「経費」と「控除」の違いとは?
経理
確定申告時や個人事業主、経営者の方はよく聞く「経費」と「控除」。今回はその違いとそれぞれ押さえておくべき基本的な知識について解説いたします。
経費とは?
確定申告の時期になると、「経費」の計上という言葉を聞くことが多いでしょう。確定申告で税金を計算し確定するには、「経費」を正しく理解する必要があります。
ここでは「経費」についてお伝えします。
「経費」は法人税などの計算で認められる費用
売上を得るために必要で、法人税などの計算に認められた費用を「経費」といいます。しかし、法人税などの計算では、「経費」と認められないものもあり、「経費」とみとめられるものを確定申告では計上することが大切です。
「経費」として認められるもの
原則として、売上に必要な費用が「経費」として認められます。以下に経費になるものをご紹介します。
・人件費
会社の固定費の中で大きなウエイトを占める人件費は、経費として認められます。人件費には、給与、賞与、退職金などがあります。
・旅費交通費
出張での移動や宿泊に要した費用は、経費として認められます。
・交際費
顧客との会食代も、条件を満たせば経費として認められます。また、冠婚葬祭の祝金や香典なども経費として認められます。
ほかにも「経費」として認められるものが数多くありますので、「経費」として認められるかは、国税庁のホームページや顧問税理士などに相談してみるとよいでしょう。
会社員の給与所得では「経費」を認められていない
給与所得では、会社の経理のように「経費」を認められていません。そのかわり、所得税では「控除」が認められています。「控除」については、次に記載しているため、そちらを参考にしてください。
控除とは?
年末調整で「控除」額を計算します。「控除」と「経費」は異なりますので、内容を理解することが大切です。ここでは、「控除」について基本的な知識をお伝えします。
「控除」は所得税の計算で認められる費用
一般的に「控除」とは、年末調整時に所得税の計算で認められる、1年間の個人に要した費用をいいます。個人が働き生活をするために要する費用を「控除」とイメージすると理解も深まります。
「控除」として認められるもの
「控除」として認められるものを、「所得控除」といいます。「所得控除」には「人的控除」と「物的控除」がありますので、以下でご説明します。
・「人的控除」
社員の配偶者や扶養家族に応じて、費用として認められる金額のことをいいます。
・「物的控除」
社員が一年間に支出した、生命保険料や社会保険料などのことをいいます。こちらは実際に支出した金額で控除額を決定します。
なお「控除」にはさまざまな規定があるため、詳細については、必要に応じて調べてみてください。
所得税額の「税額控除」とは
「控除」と混同しやすい用語に所得税額の「税額控除」があります。

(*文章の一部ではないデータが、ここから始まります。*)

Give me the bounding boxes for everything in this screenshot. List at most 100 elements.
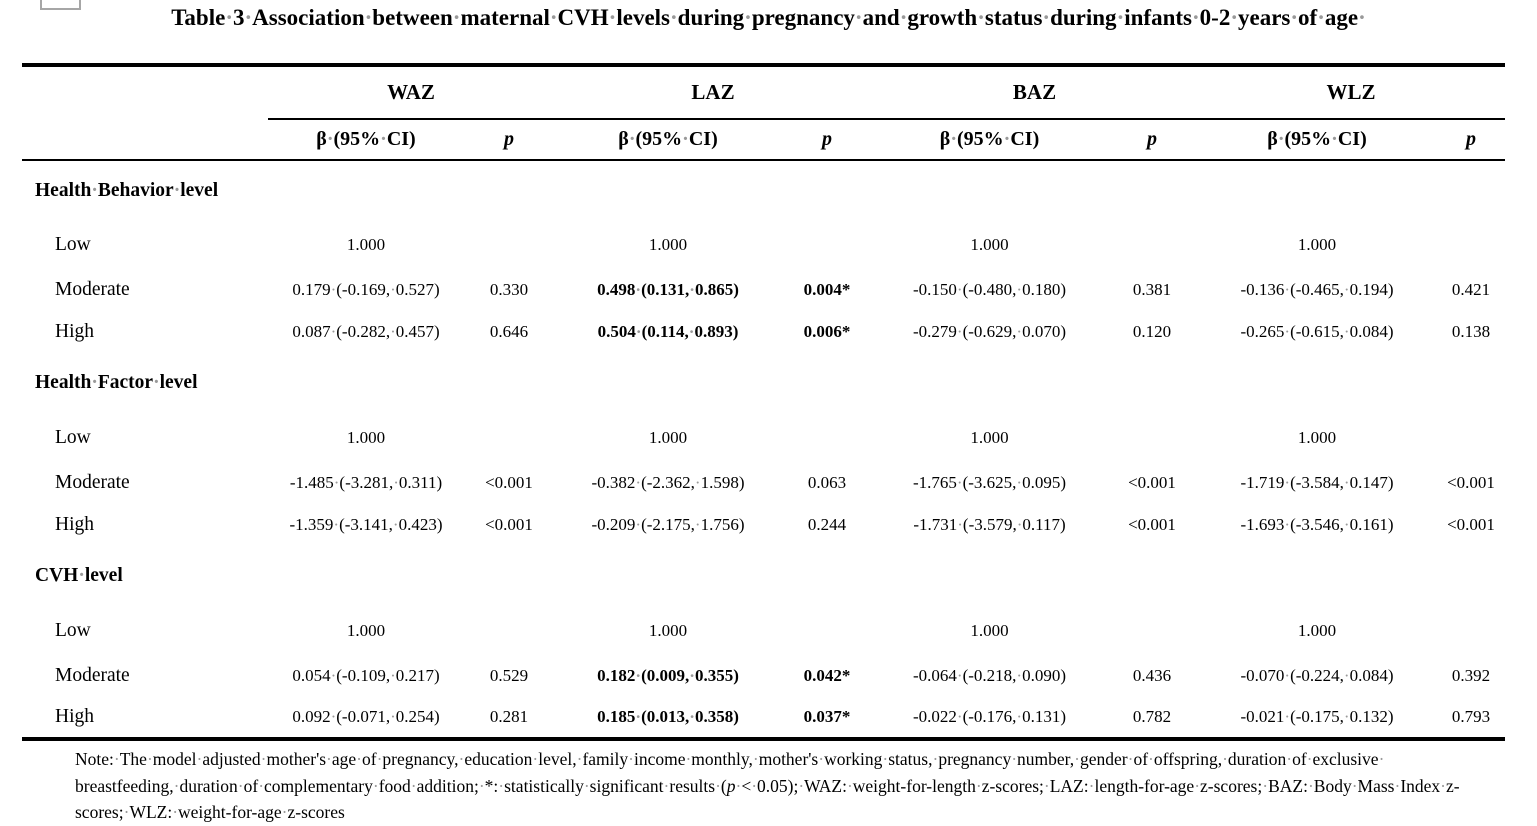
col-group-waz: WAZ — [268, 65, 555, 120]
cell-beta: 1.000 — [1297, 620, 1337, 640]
cell-beta: 0.185·(0.013,·0.358) — [597, 707, 739, 726]
row-label: Moderate — [55, 472, 130, 493]
laz-p-header: p — [782, 119, 873, 161]
table-footnote: Note:·The·model·adjusted·mother's·age·of… — [75, 746, 1505, 826]
cell-beta: 0.504·(0.114,·0.893) — [597, 322, 739, 341]
cell-beta: 1.000 — [346, 620, 386, 640]
cell-beta: 1.000 — [970, 620, 1009, 640]
cell-beta: -0.265·(-0.615,·0.084) — [1240, 322, 1394, 341]
cell-p — [1437, 606, 1505, 655]
cell-p — [782, 220, 872, 269]
cell-p: 0.529 — [489, 666, 529, 685]
row-label: Moderate — [55, 665, 130, 686]
section-label: Health·Factor·level — [35, 372, 198, 393]
cell-beta: -1.719·(-3.584,·0.147) — [1240, 473, 1394, 492]
cell-beta: -1.693·(-3.546,·0.161) — [1240, 515, 1394, 534]
cell-p: 0.120 — [1132, 322, 1172, 341]
baz-beta-header: β·(95%·CI) — [872, 119, 1108, 161]
cell-beta: -1.359·(-3.141,·0.423) — [289, 515, 443, 534]
section-header-row: CVH·level — [22, 546, 1505, 606]
cell-beta: 0.179·(-0.169,·0.527) — [292, 280, 440, 299]
cell-beta: 0.092·(-0.071,·0.254) — [292, 707, 440, 726]
cell-p: 0.037* — [803, 707, 851, 726]
cell-beta: -0.070·(-0.224,·0.084) — [1240, 666, 1394, 685]
cell-beta: -1.485·(-3.281,·0.311) — [289, 473, 443, 492]
section-header-row: Health·Factor·level — [22, 353, 1505, 413]
cell-p — [1437, 413, 1505, 462]
cropped-ui-fragment — [40, 0, 81, 10]
waz-p-header: p — [464, 119, 555, 161]
cell-p: <0.001 — [1128, 515, 1176, 534]
cell-p: <0.001 — [1128, 473, 1176, 492]
cell-p — [1107, 606, 1197, 655]
cell-beta: -0.021·(-0.175,·0.132) — [1240, 707, 1394, 726]
row-label: Low — [55, 426, 91, 448]
section-label: CVH·level — [35, 565, 123, 586]
cell-p — [782, 413, 872, 462]
cell-p — [1437, 220, 1505, 269]
level-row: High -1.359·(-3.141,·0.423) <0.001 -0.20… — [22, 504, 1505, 546]
cell-beta: -0.136·(-0.465,·0.194) — [1240, 280, 1394, 299]
row-label: High — [55, 321, 94, 342]
cell-p: 0.063 — [807, 473, 847, 492]
cell-p: 0.793 — [1451, 707, 1491, 726]
cell-p: <0.001 — [1447, 473, 1495, 492]
footnote-line-3: scores;·WLZ:·weight-for-age·z-scores — [75, 802, 345, 822]
cell-p: 0.436 — [1132, 666, 1172, 685]
sub-header-row: β·(95%·CI) p β·(95%·CI) p β·(95%·CI) p β… — [22, 119, 1506, 161]
wlz-beta-header: β·(95%·CI) — [1197, 119, 1438, 161]
row-label: Low — [55, 233, 91, 255]
waz-beta-header: β·(95%·CI) — [268, 119, 464, 161]
baz-p-header: p — [1107, 119, 1198, 161]
cell-beta: 1.000 — [970, 427, 1009, 447]
cell-p: 0.042* — [803, 666, 851, 685]
cell-beta: -1.765·(-3.625,·0.095) — [913, 473, 1067, 492]
level-row: Low 1.000 1.000 1.000 1.000 — [22, 220, 1505, 269]
cell-p: 0.392 — [1451, 666, 1491, 685]
cell-p — [464, 606, 554, 655]
col-group-baz: BAZ — [872, 65, 1198, 120]
cell-p: 0.421 — [1451, 280, 1491, 299]
cell-p: 0.281 — [489, 707, 529, 726]
row-label: Low — [55, 619, 91, 641]
cell-p — [1107, 220, 1197, 269]
cell-beta: 1.000 — [648, 427, 688, 447]
cell-p: <0.001 — [485, 473, 533, 492]
cell-p: 0.244 — [807, 515, 847, 534]
results-table: WAZ LAZ BAZ WLZ β·(95%·CI) p β·(95%·CI) … — [22, 63, 1506, 741]
cell-p — [782, 606, 872, 655]
cell-p: 0.006* — [803, 322, 851, 341]
footnote-line-2b: ·<·0.05);·WAZ:·weight-for-length·z-score… — [735, 775, 1460, 796]
col-group-wlz: WLZ — [1197, 65, 1506, 120]
cell-beta: -0.279·(-0.629,·0.070) — [913, 322, 1067, 341]
blank-corner-cell — [22, 119, 268, 161]
cell-beta: -1.731·(-3.579,·0.117) — [913, 515, 1066, 534]
wlz-p-header: p — [1437, 119, 1506, 161]
cell-beta: 1.000 — [648, 620, 688, 640]
cell-beta: -0.209·(-2.175,·1.756) — [591, 515, 745, 534]
laz-beta-header: β·(95%·CI) — [554, 119, 783, 161]
cell-p: 0.330 — [489, 280, 529, 299]
group-header-row: WAZ LAZ BAZ WLZ — [22, 65, 1506, 120]
cell-beta: -0.382·(-2.362,·1.598) — [591, 473, 745, 492]
cell-beta: 1.000 — [648, 234, 688, 254]
cell-beta: -0.064·(-0.218,·0.090) — [913, 666, 1067, 685]
row-label: High — [55, 706, 94, 727]
table-title: Table·3·Association·between·maternal·CVH… — [171, 5, 1366, 30]
results-table-wrap: WAZ LAZ BAZ WLZ β·(95%·CI) p β·(95%·CI) … — [22, 63, 1506, 741]
section-label: Health·Behavior·level — [35, 179, 219, 201]
level-row: Low 1.000 1.000 1.000 1.000 — [22, 413, 1505, 462]
row-label: Moderate — [55, 279, 130, 300]
level-row: Moderate -1.485·(-3.281,·0.311) <0.001 -… — [22, 462, 1505, 504]
level-row: Moderate 0.054·(-0.109,·0.217) 0.529 0.1… — [22, 655, 1505, 697]
cell-beta: -0.022·(-0.176,·0.131) — [913, 707, 1067, 726]
cell-beta: 0.498·(0.131,·0.865) — [597, 280, 739, 299]
cell-p — [464, 413, 554, 462]
cell-beta: -0.150·(-0.480,·0.180) — [913, 280, 1067, 299]
cell-beta: 1.000 — [1297, 234, 1337, 254]
cell-beta: 1.000 — [970, 234, 1009, 254]
cell-p: <0.001 — [485, 515, 533, 534]
cell-p — [464, 220, 554, 269]
cell-p — [1107, 413, 1197, 462]
cell-p: 0.782 — [1132, 707, 1172, 726]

所得税額の「税額控除」とは、一度計算した税額から直接控除できる金額のことをいい、配当控除、外国税額控除、寄付金控除、住宅借入金控除などがあります。
他にも「税額控除」はありますので、国税庁のホームページを参考にしてください。
経営者や個人事業主が確定申告時に押さえておくべきポイント
「経費」や「控除」は税額に影響しますので、正確に計上しなければなりません。ここでは青色申告者である、経営者や個人事業主が確定申告時に押さえておくべきポイントをお伝えします。
領収書をなくさずまとめる
まず、経費の証拠となる領収書をなくさないようにしましょう。そして、領収書は日付順に並べて、出金の照合をしやすくしておきます。確定申告時にまとめて領収書の整理をすると、その整理に時間がかかりますので、なるべく月単位で整理することをおすすめします。また、クレジットカードの利用明細は、ホームページからダウンロードしたものでも利用できますので、電子データか印刷して保管するとよいでしょう。
認められない経費を把握する
次に、認められない経費を把握し、確定申告時に経費計上から除外します。特に、経費の条件を満たしていない交際費や福利厚生費は1年間で高額となる可能性があるため、それらを把握しておくことがポイントです。経費として認められるか、そうでないか判断に迷う場合は、税務署や税理士に相談してみてください。
経費を上手に使いキャッシュを会社に残す
経費を使うと税金は安くなり、納税時のキャッシュは少なくなります。しかし、経費を使いすぎると、会社のキャッシュが少なくなり、資金繰りに影響します。
そのため、経費を上手に使い、適切な額のキャッシュを会社に残す工夫が必要です。
確定申告時には経費を確認しますが、適切に使われているか、キャッシュを減らす原因となっていないか、それらを確定申告時に振り返ってみることをおすすめします。
まとめ
経費と控除の違いを押さえたうえで経理業務、確定申告に生かしていきましょう。